The most recent chapter within the extensive and longstanding litigation around Australian patent no. 623144, owned by Danish pharmaceutical company H. Lundbeck A/S , highlights a practical difficulty for generic manufacturers.
The Decision. Lundbeck sought to increase the term from the patent, but did so only just before the patent expired. It was well beyond the usual deadline, and so Lundbeck were required to seek an extension of energy in order for that application for extension of term to be considered. Several generic manufacturers, including Sandoz, launched products following the patent expired but before the application form extending enough time in which to make an application for an extension of term was considered. Given that they launched at any given time when Lundbeck had no patent rights, Sandoz argued that they should have been shielded from patent infringement once rights were restored. However, a legal court held the extension of term should be retrospective., and thus Sandoz infringed the patent.
Background. This action arises in unusual circumstances. The anti-depressant drug citalopram is actually a racemic mixture of the two enantiomers, the ( ) enantiomer as well as the (-) enantiomer. Lundbeck held I Have An Invention covering the racemic mixture along with marketed the racemic mixture as CIPRAMIL. The patent in suit claims the better-effective ( ) enantiomer. Lundbeck sought an extension of term based on the registration of the ( ) enantiomer, as LEXAPRO, on the Australian Register of Therapeutic Goods (ARTG). Within an earlier chapter within this saga, it had been established the application form for extension of term must have been based on the earlier registration on the ARTG of citalopram, as citalopram (CIPRAMIL) contains the ( ) enantiomer, rather than on the registration from the ( ) enantiomer (LEXAPRO) on the ARTG .

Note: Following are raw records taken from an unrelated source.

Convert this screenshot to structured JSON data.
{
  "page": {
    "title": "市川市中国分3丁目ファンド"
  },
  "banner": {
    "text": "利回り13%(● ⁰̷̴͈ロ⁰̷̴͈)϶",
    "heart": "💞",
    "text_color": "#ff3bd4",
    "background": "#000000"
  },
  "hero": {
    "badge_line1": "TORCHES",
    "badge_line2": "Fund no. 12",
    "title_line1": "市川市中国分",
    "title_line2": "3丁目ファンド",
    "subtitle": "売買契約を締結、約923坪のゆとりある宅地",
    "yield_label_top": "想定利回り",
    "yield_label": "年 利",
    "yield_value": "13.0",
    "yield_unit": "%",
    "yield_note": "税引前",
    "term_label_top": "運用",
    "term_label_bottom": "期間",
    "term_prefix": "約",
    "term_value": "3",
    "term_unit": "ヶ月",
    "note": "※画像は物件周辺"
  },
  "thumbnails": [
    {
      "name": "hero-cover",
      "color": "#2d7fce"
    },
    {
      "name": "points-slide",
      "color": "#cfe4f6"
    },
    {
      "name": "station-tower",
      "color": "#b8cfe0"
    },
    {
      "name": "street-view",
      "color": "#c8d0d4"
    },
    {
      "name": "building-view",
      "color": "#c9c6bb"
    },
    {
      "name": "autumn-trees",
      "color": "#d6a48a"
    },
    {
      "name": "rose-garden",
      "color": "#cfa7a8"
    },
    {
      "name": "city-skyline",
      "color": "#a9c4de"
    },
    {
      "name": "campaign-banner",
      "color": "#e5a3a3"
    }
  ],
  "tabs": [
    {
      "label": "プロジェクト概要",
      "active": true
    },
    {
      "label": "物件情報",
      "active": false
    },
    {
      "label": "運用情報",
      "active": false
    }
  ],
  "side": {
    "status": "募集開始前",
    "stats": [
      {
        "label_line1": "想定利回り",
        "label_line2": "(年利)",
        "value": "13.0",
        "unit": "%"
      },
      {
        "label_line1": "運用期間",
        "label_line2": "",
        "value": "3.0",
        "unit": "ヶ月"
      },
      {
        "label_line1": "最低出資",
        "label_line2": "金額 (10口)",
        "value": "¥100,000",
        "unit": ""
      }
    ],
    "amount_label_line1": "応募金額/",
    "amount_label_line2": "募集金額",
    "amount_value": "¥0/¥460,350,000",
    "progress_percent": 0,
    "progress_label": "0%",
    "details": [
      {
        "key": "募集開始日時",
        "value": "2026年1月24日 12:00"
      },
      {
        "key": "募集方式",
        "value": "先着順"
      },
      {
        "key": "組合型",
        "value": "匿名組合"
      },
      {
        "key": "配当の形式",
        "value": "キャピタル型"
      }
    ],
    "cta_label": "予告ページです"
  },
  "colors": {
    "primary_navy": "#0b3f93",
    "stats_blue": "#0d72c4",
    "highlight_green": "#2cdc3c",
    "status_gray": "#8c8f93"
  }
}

Lundbeck produced a new application for extension of term on 12 June 2009, the day before patent no. 623144 expired. This time the applying for extension of term was based on the ARTG registration for CIPRAMIL. This was accompanied by an application for extension of energy (because the application must have been made within half a year from the date of the ARTG registration of CIPRAMIL, making the deadline 26 July 1999) which needed to be successful for that extension of term to get approved. A delegate of Commissioner held the extension of your time was allowable since the original deadline for making the application form for extension of term was missed as a result of genuine misunderstanding of the law on the part of the patentee.
Sandoz released their generic product to the market on 15 June 2009, just two days following the expiry of Product Idea, and just 72 hours after the application for extension of term was created. The Commissioner of Patents approved an extension from the patent term on 25 June 2014 . Lundbeck filed patent infringement proceedings inside the Federal Court of Australia on 26 June 2014.
Mind the Gap. In this particular case the Federal Court held that the decision with regards to the extension from the term of a patent might be delivered following expiry in the patent, and the effect of that delivery is retrospective. Although the application for extension of term was filed from time, this was able to be rectified by applying to increase the deadline since the failure to file in time was due to an “error or omission” on the area of the patentee. Although Sandoz launched their product at the same time when it seemed Lundbeck had no patent rights, there was clearly no gap in protection since the patent never ceased nor should be restored.
This may be contrasted with the situation where How To Get An Idea Patented is restored when, for example, a renewal fee is paid away from time. During these circumstances, considering that the patent did temporarily cease, steps taken by another party to exploit the patented invention in the “gap” period is not going to open the party to infringement proceedings.
The impact on generics. Generic manufacturers who seek to produce immediately after the expiry of any patent should take note of the possibility an application to have an extension of term can be made with a late date within australia if some error or omission frfuaj to this particular not done in the prescribed time. Such extensions of patent terms may have retrospective effect if granted following the expiry of the patent. It is actually understood that the decision is under appeal.